To do the checks I have an array of local and universal words, this means that I need embedded loops since for each word in the arraylist I have to loop through to see if it matches a recognizable word.

If you are storing a large number of universal words, it would probably be more efficient if you stored them in a hashmap. It's faster than a linear search through an array.

If you're having trouble getting your program to understand the semantics of sentences, make the commands simpler. Use only one word action commands, like "look" or "exit". Once you get that working, then you can try to add more complexity.
 
I agree with jaeusm start with simple commands. Then get the program to recognise sentences as commands like walk, run and look then a parameter like a position/room in the game.

E.g. look exit.
Look is the command, exit is the parameter and will look at the exit.
 
Anything more complex than subject - verb - target will require more than loops and simple data structures, that is, if you want to get accurate picture of what user can input, if you put restrictions, then it's not natural language processing anymore, but it certainly will make things alot easier..

Certainly a artificial intelligence book will help you more than i can :)
 
Alright well this method I'm doing it is way to hard for a beggining game project. Heres my new proposed way, tell me if it sounds simpler.

Accept the users sentence

get rid of characters (periods, question marks) at end of sentence, and all trailing and leading spaces

get rid of unneeded words (at, the, in, etc.)

send this string to the room object, which then checks if any part of it matches room commands

run commands if it matches


To me that seems a lot simpler, the only part im unsure of it how to check the new string. What I mean is what if I have a new string that looks like "look wall dasf asdfasdfasdf", and i need to check if the string contains "look wall".

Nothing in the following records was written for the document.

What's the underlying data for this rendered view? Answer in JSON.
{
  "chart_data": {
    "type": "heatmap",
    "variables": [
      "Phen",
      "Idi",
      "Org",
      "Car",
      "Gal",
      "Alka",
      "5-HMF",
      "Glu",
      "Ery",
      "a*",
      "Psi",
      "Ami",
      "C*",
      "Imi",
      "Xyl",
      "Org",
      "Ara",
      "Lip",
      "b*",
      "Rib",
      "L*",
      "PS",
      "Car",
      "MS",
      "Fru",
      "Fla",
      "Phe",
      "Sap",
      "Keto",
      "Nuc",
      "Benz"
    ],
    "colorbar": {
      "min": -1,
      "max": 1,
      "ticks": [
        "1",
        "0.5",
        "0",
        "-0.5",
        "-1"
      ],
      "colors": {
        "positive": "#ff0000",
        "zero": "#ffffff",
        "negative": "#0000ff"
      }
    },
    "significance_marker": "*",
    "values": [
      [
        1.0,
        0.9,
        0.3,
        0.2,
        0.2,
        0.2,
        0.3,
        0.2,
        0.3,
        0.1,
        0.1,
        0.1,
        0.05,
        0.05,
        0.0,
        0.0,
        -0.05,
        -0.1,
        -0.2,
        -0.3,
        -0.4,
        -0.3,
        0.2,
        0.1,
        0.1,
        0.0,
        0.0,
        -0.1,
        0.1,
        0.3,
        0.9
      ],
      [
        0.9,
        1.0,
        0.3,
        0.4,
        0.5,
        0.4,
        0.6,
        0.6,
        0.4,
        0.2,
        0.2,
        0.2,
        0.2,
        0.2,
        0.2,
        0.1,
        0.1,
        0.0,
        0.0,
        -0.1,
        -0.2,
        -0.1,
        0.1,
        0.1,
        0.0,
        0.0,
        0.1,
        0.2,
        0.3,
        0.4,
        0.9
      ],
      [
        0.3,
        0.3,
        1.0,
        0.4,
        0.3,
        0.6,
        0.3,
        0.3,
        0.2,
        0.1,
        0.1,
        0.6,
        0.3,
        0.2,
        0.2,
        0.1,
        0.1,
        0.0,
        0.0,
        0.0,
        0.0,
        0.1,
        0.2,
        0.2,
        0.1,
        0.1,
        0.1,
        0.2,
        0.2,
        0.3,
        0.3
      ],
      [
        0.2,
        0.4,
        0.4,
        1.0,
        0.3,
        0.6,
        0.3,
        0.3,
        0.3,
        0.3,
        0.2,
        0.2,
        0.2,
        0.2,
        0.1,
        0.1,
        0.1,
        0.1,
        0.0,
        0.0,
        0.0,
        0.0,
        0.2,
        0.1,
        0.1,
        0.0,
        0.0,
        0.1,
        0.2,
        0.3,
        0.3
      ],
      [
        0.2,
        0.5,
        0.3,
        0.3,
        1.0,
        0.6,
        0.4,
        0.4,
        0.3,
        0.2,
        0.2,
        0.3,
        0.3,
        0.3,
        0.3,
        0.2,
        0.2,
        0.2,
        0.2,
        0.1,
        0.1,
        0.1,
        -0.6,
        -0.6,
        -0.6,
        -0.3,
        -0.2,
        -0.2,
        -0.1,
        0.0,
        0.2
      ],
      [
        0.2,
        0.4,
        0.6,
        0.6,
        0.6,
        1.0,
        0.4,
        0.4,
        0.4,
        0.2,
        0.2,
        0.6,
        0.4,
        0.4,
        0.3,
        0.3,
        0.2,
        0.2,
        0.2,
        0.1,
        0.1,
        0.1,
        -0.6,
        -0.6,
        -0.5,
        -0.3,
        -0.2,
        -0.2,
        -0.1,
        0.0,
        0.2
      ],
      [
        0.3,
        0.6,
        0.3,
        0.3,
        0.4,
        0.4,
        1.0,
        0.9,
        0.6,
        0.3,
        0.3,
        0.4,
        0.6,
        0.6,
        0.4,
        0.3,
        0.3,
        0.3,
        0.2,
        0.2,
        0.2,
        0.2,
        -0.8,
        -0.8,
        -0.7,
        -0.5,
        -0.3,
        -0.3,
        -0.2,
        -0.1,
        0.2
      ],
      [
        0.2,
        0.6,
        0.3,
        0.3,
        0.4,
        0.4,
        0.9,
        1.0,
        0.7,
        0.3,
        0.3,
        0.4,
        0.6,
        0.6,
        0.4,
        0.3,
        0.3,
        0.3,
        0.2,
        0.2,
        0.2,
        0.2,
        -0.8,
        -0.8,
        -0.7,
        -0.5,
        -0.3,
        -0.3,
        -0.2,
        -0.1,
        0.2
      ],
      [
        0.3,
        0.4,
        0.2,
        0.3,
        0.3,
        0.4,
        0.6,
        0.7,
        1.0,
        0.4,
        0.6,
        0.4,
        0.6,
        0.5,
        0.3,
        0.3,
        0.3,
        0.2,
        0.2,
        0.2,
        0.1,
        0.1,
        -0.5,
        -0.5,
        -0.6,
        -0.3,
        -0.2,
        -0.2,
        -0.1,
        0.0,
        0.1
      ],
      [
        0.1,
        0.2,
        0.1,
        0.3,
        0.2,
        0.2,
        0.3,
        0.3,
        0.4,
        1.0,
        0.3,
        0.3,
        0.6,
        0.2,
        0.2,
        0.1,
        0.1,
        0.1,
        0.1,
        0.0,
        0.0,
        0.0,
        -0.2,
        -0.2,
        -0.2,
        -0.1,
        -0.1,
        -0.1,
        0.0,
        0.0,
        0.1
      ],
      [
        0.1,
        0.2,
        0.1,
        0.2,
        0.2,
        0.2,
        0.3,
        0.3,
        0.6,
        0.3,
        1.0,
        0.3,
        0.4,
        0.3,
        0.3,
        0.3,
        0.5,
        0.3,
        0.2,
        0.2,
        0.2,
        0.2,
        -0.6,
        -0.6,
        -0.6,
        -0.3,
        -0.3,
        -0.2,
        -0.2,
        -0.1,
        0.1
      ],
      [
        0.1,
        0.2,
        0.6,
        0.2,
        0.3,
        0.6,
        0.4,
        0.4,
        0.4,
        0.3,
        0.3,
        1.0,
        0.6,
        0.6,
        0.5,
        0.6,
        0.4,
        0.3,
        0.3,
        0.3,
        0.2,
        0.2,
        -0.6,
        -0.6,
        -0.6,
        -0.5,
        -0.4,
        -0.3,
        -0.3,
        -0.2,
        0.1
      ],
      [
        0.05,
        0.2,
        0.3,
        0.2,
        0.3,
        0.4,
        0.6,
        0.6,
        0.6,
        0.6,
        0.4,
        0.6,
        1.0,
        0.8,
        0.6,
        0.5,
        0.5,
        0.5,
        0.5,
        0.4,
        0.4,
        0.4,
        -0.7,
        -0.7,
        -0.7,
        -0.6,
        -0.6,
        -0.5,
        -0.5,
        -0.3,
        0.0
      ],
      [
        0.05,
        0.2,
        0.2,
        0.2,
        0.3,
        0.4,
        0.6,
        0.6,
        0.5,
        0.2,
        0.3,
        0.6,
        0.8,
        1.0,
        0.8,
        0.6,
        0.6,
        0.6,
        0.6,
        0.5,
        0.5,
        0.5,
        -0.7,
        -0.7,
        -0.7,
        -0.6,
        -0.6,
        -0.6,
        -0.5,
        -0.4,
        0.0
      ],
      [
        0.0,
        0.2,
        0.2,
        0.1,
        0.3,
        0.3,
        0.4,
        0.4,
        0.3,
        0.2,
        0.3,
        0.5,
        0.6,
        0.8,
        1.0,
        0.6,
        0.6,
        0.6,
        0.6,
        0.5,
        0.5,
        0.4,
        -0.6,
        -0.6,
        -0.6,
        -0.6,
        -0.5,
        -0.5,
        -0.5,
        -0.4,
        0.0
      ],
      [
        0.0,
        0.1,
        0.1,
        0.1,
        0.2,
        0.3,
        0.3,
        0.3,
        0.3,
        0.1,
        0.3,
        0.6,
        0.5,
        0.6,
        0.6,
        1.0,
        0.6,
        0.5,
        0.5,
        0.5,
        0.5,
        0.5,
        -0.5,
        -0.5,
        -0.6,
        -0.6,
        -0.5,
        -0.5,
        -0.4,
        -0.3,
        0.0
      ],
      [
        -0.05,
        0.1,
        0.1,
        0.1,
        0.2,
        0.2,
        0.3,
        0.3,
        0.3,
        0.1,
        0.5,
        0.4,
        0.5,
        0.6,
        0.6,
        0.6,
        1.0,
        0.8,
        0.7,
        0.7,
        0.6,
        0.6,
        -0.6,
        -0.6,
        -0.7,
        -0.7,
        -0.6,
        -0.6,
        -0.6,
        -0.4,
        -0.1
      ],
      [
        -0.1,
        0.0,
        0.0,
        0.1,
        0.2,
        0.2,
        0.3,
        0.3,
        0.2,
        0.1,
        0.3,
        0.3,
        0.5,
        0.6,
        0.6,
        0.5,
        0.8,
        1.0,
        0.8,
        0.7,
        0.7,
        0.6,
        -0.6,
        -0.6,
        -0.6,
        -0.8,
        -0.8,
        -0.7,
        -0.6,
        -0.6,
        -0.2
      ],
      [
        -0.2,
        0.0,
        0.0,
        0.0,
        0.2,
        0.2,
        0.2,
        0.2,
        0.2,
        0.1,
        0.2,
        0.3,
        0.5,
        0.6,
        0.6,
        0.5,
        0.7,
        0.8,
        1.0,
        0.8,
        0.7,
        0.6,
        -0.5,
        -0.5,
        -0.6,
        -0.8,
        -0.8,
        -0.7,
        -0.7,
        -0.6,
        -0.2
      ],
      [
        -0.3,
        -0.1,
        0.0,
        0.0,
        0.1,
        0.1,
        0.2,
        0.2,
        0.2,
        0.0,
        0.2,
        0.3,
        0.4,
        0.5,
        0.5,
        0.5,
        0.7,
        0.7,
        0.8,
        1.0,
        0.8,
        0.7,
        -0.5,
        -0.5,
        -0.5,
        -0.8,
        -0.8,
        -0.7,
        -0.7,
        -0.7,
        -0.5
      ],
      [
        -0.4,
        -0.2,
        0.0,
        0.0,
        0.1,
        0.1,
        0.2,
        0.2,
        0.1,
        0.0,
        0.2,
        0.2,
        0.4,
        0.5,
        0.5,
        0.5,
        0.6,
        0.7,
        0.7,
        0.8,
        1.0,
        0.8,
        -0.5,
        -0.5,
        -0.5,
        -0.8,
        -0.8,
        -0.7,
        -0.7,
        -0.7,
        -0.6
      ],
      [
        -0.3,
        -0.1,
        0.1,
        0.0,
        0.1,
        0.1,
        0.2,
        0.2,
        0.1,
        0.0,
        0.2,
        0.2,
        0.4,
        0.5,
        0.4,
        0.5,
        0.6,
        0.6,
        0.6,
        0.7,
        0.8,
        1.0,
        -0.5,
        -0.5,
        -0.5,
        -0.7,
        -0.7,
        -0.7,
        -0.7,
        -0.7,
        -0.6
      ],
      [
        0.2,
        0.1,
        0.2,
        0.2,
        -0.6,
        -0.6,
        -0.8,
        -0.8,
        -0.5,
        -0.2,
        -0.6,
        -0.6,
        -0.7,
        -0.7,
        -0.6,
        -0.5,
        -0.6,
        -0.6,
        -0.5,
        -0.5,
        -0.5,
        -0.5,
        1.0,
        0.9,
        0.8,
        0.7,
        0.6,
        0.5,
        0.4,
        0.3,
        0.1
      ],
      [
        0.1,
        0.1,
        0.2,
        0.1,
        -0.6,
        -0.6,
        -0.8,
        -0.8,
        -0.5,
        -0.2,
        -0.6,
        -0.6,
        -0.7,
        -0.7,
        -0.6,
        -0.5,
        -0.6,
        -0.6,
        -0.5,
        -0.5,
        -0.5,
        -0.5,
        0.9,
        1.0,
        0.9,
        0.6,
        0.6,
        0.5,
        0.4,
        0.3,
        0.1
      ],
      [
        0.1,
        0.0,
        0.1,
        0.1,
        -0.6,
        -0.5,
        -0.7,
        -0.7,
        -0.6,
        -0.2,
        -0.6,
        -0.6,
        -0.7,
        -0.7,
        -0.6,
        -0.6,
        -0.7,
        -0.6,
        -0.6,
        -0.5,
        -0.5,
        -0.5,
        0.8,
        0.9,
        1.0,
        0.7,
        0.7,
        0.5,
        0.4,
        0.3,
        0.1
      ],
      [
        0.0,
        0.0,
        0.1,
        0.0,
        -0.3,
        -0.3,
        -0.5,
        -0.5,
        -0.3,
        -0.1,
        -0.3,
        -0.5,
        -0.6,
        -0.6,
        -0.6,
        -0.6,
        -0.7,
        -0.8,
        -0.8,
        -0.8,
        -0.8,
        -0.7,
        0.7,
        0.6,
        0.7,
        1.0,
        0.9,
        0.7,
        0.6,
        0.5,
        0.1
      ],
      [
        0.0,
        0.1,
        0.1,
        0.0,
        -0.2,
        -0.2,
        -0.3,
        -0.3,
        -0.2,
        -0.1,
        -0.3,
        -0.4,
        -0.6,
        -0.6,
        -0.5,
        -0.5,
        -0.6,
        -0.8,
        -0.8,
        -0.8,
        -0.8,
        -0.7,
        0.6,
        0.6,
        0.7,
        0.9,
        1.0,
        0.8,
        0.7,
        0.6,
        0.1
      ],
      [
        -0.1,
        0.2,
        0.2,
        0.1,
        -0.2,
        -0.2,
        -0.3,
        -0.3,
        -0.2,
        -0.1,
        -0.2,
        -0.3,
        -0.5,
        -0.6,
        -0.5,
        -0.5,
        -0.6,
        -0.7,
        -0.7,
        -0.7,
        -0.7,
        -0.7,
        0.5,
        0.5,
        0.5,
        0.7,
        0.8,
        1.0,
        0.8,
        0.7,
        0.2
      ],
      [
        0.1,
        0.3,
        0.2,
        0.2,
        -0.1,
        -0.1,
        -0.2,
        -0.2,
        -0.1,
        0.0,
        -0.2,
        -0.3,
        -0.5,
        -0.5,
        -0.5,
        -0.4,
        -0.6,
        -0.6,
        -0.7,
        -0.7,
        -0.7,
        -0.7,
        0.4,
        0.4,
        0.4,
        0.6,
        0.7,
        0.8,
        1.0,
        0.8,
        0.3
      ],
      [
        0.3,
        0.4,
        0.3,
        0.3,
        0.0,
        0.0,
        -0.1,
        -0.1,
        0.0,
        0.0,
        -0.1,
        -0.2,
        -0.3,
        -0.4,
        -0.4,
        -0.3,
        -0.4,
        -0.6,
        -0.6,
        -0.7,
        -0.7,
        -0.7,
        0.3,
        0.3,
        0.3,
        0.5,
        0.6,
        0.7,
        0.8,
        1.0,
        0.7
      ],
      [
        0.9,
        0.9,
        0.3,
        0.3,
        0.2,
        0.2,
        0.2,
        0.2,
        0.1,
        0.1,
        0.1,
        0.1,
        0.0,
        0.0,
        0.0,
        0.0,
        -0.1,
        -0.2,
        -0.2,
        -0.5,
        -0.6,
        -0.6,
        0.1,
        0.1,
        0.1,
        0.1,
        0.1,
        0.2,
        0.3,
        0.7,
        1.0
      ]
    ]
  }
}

Edit: Nevermin, looks like I do need to find out all the recognizable words. This is a pain in the ***, Im gonna do some other java stuff and come back to this at one point in the future. Programming something you are frustrated at doesnt work.
 
You need to create a standard grammar for the users.

Lets say you figure out that you mainly are going to have a few types of sentence structures....

"Walk to exit"

"Talk to guy near table"

You can say, some simple commands are:
<verb> <preposition> <noun>

And you can have a parser classify the tokens of a sentence. If it meets the particular format of that kind of sentence, pass that string of tokens to a particular decision tree that deals only with that type of sentence.

Lets say a more complex command is

<verb> <preposition> <noun> <preposition> <noun>

Then you also classify each token, and make a separate decision tree for these commands.

That is what I would do.
 
Nevermind I didnt quit on it. I decided to do a way that is fairly complex, but I think it works fairly well.

For recognizing which base command to look at it simply checks a few key words. Once it knows the base command (look,take, etc) it then runs the room command for that function.


The room has an array of every thing that you can look at, take in the room. Each of those objects has its own name which then tries to run the command on that object.

I'm sure I'll run into a few more problems along the way, but now that I've got the major headache out of the way the rest shouldnt be as bad.

Also, props to the guy that made hugos house of horrors. I ran that game and tried a bunch of commands to see how he structured it, and it turns out its fairly similar to mine where the order you enter stuff doesnt really matter.

The neat thing, is once I have this done it can be modified to work for any game without a ton of changes. Maybe next I'll do a graphical adventure...maybe.